The current environment is one that is extremely hostile to patents. You saw the language against SEPs in the executive order rescinding the previous administration’s IEEE letter, various moves that suggest this administration is going to be hostile to SEPs, and perhaps patents more generally. Clear hostility to bigness, which in many cases is a precursor to R and D. I mean, we see these large companies, but we also have to recognize that these large companies are the world leaders in research and development spending. You can’t engage in that kind of spending if you don’t have the size and the cash to do it, you can’t be bought. There’s all of this hostility to mergers.

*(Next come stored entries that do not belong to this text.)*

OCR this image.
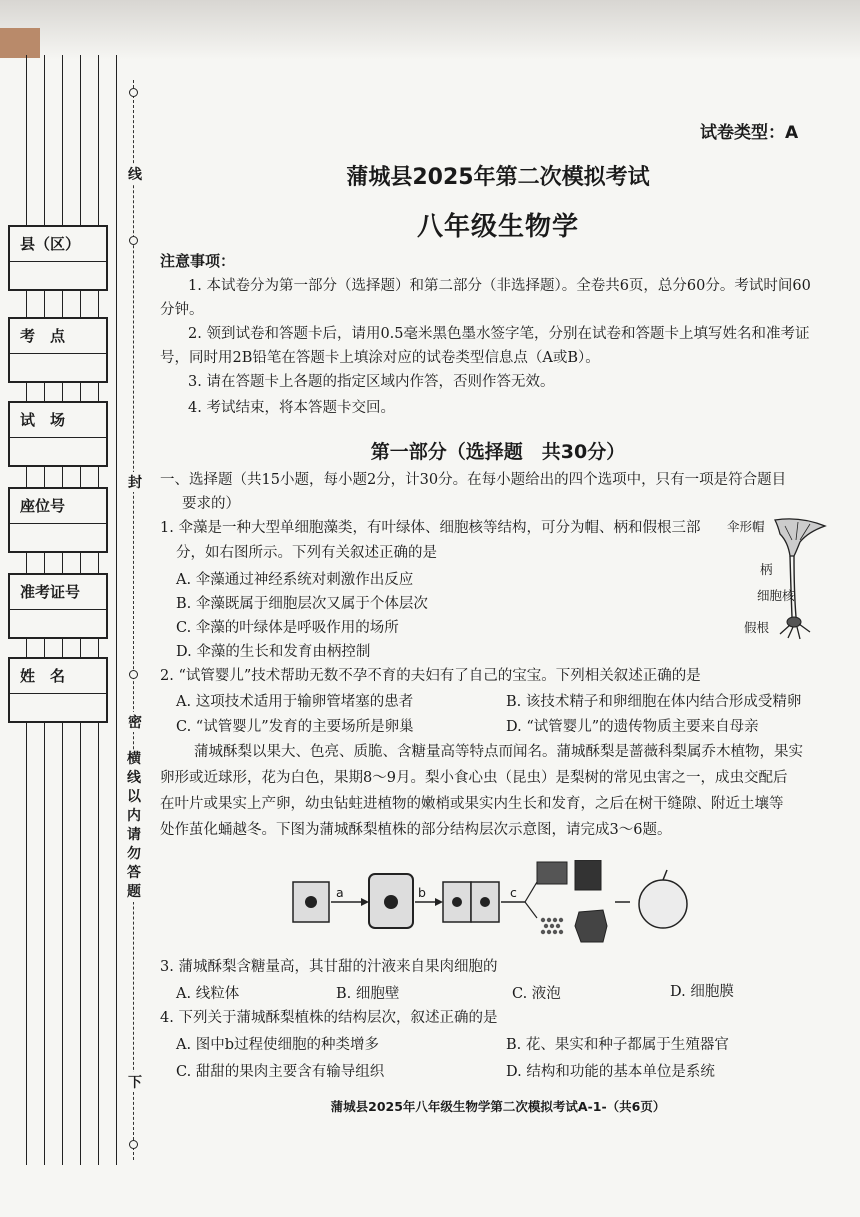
县（区）
考　点
试　场
座位号
准考证号
姓　名
线
封
密
下
横
线
以
内
请
勿
答
题
试卷类型：A
蒲城县2025年第二次模拟考试
八年级生物学
注意事项：
1. 本试卷分为第一部分（选择题）和第二部分（非选择题）。全卷共6页，总分60分。考试时间60分钟。
2. 领到试卷和答题卡后，请用0.5毫米黑色墨水签字笔，分别在试卷和答题卡上填写姓名和准考证号，同时用2B铅笔在答题卡上填涂对应的试卷类型信息点（A或B）。
3. 请在答题卡上各题的指定区域内作答，否则作答无效。
4. 考试结束，将本答题卡交回。
第一部分（选择题　共30分）
一、选择题（共15小题，每小题2分，计30分。在每小题给出的四个选项中，只有一项是符合题目
要求的）
1. 伞藻是一种大型单细胞藻类，有叶绿体、细胞核等结构，可分为帽、柄和假根三部
分，如右图所示。下列有关叙述正确的是
A. 伞藻通过神经系统对刺激作出反应
B. 伞藻既属于细胞层次又属于个体层次
C. 伞藻的叶绿体是呼吸作用的场所
D. 伞藻的生长和发育由柄控制
伞形帽
柄
细胞核
假根
2. “试管婴儿”技术帮助无数不孕不育的夫妇有了自己的宝宝。下列相关叙述正确的是
A. 这项技术适用于输卵管堵塞的患者	B. 该技术精子和卵细胞在体内结合形成受精卵
C. “试管婴儿”发育的主要场所是卵巢	D. “试管婴儿”的遗传物质主要来自母亲
蒲城酥梨以果大、色亮、质脆、含糖量高等特点而闻名。蒲城酥梨是蔷薇科梨属乔木植物，果实
卵形或近球形，花为白色，果期8～9月。梨小食心虫（昆虫）是梨树的常见虫害之一，成虫交配后
在叶片或果实上产卵，幼虫钻蛀进植物的嫩梢或果实内生长和发育，之后在树干缝隙、附近土壤等
处作茧化蛹越冬。下图为蒲城酥梨植株的部分结构层次示意图，请完成3～6题。
a	b	c
3. 蒲城酥梨含糖量高，其甘甜的汁液来自果肉细胞的
A. 线粒体	B. 细胞壁	C. 液泡	D. 细胞膜
4. 下列关于蒲城酥梨植株的结构层次，叙述正确的是
A. 图中b过程使细胞的种类增多	B. 花、果实和种子都属于生殖器官
C. 甜甜的果肉主要含有输导组织	D. 结构和功能的基本单位是系统
蒲城县2025年八年级生物学第二次模拟考试A-1-（共6页）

These are collectively serious impediments to further growth and further innovation, and they could easily hamstring the US economy precisely in competition with China, for example. So, yeah, I absolutely think that this is a valid concern that should and must be taken account of by the legislature and by the regulators. But again, I don’t think it should be an issue for judges adjudicating antitrust cases, or even probably for enforcers, this may be the harder question, but for enforcers bringing antitrust cases. But by all means, it’s something that has not been discussed enough in the context of current legislative reform proposals.